A major area of governance concern over mining activities in the southeast region are Canadian mines that are positioned at the headwaters of southeast Alaskan rivers that support salmon runs. There are eight recognized transboundary rivers that support salmon runs in Alaska. Dangers posed by the mines include acid-mine drainage, heavy metals pollution and catastrophic dam failure. In 2014, an earthen dam at the Mount Polley dam in central British Columbia collapsed spilling massive quantities of toxic sludge into the Fraser River, the province’s largest salmon producing system. This event prompted concern and brought attention to identify what Canadian mines were operating in Alaska River headwaters. The Tulsequah Chief mine has been operating just over the border on a tributary of the Taku River for over 60 years sending toxic wastes down the river. A large-scale Canadian mine, Red Chris, opened in 2015 in the headwaters of southeast Alaska’s Stikine River, one of the state’s most prolific salmon producers. Red Chris –owned by the same company responsible for the Mount Polley mine disaster –is one of six large-scale mines that British Columbia is aggressively developing in the transboundary region straddling B.C. and Alaska.  There are four other mines or mine prospects currently operating or in development in the headwaters areas.

Following the opening of Red Chris, Governor Walker initiated contacts with the British Columbia government on the issue of mining activities and transboundary rivers in 2015. In 2015 a memorandum of understanding between the State of Alaska and the Province of British Columbia was signed to establish a process of communications and information exchange. In 2017, Senators Murkowski and Sullivan and Representative Young sent a letter to Secretary of State Tillerson requesting State Depart attention to the issue of transboundary mines “to impress upon their Canadian counterparts the critical need for binding protections, joint water quality monitoring, and financial assurances to protect Americans downstream of large-scale Canadian mines.”

Engagement did happen at the federal level.  Under the Boundary Waters Treaty, the US and Canada have established the International Joint Commission to act on treaty-related issues. Article IV of the treaty requires full mitigation of potential impacts on waters of the other nation and addresses mining discharge issues. The US Commissioners accused the British Columbia parties of refusing to refer the mining issues to this body. The revelation makes clear what is at risk for Southeast Alaska if it remains unprotected from B.C. mines near the headwaters of transboundary rivers — and Alaska’s urgent need for binding enforceable protections and financial assurances, which only federal action can achieve.

In June 2018, Alaska and British Columbia held an information exchange meeting in keeping with the memorandum of understanding. Subsequently, in October 2018, Senators Lisa Murkowski and Dan Sullivan, Representative Don Young, Governor Bill Walker, and Lt. Governor Byron Mallott sent letter urging Secretary of State Mike Pompeo and the U.S. Department of State to act to defend Alaskan interests, salmon, and salmon-producing rivers from under-regulated mining activity in transboundary British Columbian / Alaskan watersheds.  In the interim, Governor Walker has set up an advisory panel and continued discussions with British Columbia counterparts in an effort to move toward an agreement that addresses the major issues necessary to provide protections for Alaskan interests.

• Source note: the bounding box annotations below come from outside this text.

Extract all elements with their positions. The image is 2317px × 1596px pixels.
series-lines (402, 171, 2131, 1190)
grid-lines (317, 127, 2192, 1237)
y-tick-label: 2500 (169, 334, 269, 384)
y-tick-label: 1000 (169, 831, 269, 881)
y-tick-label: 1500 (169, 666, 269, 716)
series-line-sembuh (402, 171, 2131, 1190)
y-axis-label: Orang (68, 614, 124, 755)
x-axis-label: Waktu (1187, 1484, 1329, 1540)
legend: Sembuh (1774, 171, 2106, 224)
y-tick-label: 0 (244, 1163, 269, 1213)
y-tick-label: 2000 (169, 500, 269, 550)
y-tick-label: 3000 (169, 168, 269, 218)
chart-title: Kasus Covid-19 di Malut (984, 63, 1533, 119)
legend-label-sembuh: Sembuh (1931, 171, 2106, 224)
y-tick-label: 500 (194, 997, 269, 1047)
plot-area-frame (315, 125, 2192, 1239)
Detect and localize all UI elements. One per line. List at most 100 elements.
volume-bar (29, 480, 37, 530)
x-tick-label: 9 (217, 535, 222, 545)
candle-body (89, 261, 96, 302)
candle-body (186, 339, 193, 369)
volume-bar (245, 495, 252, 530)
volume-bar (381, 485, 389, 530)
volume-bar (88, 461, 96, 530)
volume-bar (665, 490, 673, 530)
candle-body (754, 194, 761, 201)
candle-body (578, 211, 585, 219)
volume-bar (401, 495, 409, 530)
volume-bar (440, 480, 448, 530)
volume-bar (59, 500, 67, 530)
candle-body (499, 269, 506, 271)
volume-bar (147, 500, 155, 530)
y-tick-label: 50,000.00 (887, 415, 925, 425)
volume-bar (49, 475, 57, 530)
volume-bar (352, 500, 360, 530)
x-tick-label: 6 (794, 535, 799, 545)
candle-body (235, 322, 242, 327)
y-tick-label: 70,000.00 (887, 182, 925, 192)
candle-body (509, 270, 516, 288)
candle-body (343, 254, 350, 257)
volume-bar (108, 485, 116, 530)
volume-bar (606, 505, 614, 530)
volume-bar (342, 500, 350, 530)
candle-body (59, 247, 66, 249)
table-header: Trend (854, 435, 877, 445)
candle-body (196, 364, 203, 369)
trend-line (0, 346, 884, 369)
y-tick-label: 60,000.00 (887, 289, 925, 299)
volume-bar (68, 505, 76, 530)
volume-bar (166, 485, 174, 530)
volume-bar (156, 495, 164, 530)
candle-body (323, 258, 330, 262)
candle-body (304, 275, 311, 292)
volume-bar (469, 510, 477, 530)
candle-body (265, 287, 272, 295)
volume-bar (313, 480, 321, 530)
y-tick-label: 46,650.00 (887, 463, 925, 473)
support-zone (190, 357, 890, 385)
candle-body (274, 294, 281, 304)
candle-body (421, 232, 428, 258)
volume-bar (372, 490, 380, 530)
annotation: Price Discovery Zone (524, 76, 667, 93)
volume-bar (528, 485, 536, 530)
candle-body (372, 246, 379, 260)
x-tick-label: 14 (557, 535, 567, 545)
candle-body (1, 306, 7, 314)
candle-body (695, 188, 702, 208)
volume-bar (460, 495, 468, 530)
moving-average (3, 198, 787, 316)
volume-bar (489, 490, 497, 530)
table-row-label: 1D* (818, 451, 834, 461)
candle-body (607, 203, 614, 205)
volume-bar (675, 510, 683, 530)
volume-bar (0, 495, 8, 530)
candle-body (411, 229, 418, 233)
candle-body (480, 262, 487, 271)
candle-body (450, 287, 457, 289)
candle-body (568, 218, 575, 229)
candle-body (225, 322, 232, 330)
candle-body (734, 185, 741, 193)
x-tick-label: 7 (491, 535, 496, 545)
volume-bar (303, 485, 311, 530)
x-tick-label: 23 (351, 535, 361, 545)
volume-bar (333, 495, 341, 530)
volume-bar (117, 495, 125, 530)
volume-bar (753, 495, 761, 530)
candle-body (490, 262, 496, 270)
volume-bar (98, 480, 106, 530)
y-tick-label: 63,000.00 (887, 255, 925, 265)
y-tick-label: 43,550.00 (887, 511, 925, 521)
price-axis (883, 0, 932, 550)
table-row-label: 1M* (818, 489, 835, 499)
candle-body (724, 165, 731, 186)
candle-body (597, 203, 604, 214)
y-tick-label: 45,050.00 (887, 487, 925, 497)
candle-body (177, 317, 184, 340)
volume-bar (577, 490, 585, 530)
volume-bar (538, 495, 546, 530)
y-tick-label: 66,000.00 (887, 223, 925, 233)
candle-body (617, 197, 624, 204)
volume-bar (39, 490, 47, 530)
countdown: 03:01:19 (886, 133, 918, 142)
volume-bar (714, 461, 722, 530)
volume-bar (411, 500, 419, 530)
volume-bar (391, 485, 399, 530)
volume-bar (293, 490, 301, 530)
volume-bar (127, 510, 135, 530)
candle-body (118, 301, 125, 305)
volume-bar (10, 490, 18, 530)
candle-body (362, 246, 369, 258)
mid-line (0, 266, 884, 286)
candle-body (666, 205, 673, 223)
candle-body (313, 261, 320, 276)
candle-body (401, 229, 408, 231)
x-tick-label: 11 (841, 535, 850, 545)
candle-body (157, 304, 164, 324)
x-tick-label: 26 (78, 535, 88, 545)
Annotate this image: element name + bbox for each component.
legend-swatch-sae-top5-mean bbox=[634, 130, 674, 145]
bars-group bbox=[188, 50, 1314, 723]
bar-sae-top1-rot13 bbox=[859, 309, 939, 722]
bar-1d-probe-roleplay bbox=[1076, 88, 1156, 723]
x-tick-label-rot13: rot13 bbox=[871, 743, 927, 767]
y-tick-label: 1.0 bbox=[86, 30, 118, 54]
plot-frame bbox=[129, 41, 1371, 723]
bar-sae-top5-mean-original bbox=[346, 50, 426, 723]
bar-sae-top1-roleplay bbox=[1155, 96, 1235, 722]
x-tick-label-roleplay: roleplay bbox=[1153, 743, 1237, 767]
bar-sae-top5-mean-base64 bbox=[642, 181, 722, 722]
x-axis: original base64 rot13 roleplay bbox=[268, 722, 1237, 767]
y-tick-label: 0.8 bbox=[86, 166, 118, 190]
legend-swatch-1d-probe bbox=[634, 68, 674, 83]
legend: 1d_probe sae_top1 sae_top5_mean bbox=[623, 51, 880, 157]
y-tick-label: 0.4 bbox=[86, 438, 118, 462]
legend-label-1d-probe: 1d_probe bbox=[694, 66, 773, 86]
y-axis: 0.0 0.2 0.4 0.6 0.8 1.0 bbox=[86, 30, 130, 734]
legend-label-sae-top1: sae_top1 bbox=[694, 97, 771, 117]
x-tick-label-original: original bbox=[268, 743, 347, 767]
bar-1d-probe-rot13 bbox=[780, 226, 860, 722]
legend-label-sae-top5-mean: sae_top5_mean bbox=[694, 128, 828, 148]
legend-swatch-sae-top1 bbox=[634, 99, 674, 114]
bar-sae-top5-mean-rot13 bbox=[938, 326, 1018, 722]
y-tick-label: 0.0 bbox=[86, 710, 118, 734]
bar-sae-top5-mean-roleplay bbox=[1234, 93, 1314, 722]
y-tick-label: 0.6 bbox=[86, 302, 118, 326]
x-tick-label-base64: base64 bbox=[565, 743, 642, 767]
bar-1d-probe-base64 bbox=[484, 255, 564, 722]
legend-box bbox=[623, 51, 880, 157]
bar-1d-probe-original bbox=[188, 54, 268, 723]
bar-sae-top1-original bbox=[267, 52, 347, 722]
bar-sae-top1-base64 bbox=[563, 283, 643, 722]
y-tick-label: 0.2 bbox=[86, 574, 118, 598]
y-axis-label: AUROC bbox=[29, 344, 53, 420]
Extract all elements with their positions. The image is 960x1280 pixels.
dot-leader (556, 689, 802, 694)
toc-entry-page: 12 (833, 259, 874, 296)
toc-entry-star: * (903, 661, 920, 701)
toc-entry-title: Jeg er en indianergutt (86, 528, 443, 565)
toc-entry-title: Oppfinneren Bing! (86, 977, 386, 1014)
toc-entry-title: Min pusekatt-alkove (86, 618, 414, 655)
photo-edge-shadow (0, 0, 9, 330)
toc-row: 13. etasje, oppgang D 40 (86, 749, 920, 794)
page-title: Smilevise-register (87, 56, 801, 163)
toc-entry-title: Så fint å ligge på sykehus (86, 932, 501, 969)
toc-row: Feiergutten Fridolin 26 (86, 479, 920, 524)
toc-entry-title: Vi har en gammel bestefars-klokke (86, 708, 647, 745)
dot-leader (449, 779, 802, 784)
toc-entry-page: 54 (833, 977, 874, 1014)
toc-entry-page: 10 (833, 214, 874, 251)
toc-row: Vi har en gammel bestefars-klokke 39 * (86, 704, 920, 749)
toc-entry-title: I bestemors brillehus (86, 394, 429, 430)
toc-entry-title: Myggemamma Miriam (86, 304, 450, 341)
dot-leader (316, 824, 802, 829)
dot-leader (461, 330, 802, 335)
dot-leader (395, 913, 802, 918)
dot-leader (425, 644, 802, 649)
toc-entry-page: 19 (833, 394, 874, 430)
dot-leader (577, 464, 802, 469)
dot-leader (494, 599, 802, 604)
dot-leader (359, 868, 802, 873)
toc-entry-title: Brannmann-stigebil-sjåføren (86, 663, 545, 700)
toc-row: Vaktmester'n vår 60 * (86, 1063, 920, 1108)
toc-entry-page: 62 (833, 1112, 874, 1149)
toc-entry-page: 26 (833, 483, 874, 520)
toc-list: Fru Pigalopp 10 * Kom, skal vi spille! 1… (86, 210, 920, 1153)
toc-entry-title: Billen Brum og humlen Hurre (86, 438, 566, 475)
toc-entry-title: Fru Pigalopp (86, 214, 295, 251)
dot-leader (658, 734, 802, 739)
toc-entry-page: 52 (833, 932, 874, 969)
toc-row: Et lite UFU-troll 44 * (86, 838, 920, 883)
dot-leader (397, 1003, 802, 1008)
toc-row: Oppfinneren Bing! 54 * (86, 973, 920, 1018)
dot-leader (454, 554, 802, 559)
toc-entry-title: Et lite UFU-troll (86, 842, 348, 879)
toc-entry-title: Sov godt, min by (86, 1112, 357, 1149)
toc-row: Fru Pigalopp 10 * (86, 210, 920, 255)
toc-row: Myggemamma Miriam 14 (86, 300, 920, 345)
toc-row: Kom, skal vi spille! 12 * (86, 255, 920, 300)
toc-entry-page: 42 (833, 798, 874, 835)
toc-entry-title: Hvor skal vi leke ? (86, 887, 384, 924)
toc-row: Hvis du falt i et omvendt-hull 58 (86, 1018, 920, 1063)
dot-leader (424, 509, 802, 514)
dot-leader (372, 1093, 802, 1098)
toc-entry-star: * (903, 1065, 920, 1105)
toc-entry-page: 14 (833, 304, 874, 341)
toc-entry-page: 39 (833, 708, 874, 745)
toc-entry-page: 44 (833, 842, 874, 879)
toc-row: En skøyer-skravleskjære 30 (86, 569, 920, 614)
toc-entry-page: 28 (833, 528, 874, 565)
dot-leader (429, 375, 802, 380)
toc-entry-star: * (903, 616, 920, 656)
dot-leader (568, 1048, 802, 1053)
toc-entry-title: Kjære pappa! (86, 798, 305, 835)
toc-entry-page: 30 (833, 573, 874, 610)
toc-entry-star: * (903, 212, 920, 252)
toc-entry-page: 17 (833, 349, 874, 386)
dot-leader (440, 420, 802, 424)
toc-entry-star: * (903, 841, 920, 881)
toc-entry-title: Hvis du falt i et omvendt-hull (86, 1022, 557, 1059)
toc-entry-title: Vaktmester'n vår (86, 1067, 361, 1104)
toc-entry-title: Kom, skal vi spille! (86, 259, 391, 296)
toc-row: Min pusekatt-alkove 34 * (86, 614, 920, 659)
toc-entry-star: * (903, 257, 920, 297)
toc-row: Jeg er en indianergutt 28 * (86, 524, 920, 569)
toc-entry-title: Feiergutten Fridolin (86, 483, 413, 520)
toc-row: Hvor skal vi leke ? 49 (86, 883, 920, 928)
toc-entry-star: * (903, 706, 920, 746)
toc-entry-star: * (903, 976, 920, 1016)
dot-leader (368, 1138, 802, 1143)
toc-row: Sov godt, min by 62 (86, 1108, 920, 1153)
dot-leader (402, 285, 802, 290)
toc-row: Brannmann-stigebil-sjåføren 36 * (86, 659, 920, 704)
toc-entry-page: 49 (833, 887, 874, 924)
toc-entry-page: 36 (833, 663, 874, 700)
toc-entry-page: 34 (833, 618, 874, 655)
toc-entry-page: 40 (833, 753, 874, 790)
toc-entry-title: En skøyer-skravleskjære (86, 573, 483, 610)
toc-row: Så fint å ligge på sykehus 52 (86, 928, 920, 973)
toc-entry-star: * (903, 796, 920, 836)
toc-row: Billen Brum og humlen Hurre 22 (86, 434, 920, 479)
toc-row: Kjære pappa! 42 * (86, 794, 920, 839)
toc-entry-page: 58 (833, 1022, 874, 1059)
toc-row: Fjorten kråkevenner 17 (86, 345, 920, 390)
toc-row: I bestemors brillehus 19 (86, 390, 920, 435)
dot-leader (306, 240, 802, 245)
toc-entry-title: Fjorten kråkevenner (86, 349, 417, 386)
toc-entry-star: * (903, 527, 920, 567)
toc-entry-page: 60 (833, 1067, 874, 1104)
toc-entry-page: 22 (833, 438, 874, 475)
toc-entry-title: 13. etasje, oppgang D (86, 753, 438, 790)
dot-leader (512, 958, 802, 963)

The issue of governance of potential impacts of Canadian mines on Alaskan environments and especially salmon rivers also raised concerns among southeast Alaska tribes.  In 2014 the Southeast Alaska Indigenous Transboundary Commission (SEITC) was created as a consortium of 15 sovereign Tribal nations located in Southeast Alaska.    The purpose of the SEITC is to protect the vital and sacred rivers essential to their communities and culture. SEITC derives its authority from Tribal governments. The organization has held discussions with the State of Alaska and with British Columbia tribes concerning transboundary rivers and potential threats from mining activities to the rivers and has called on the Department of Commerce to intervene to bring these issues before the IJC.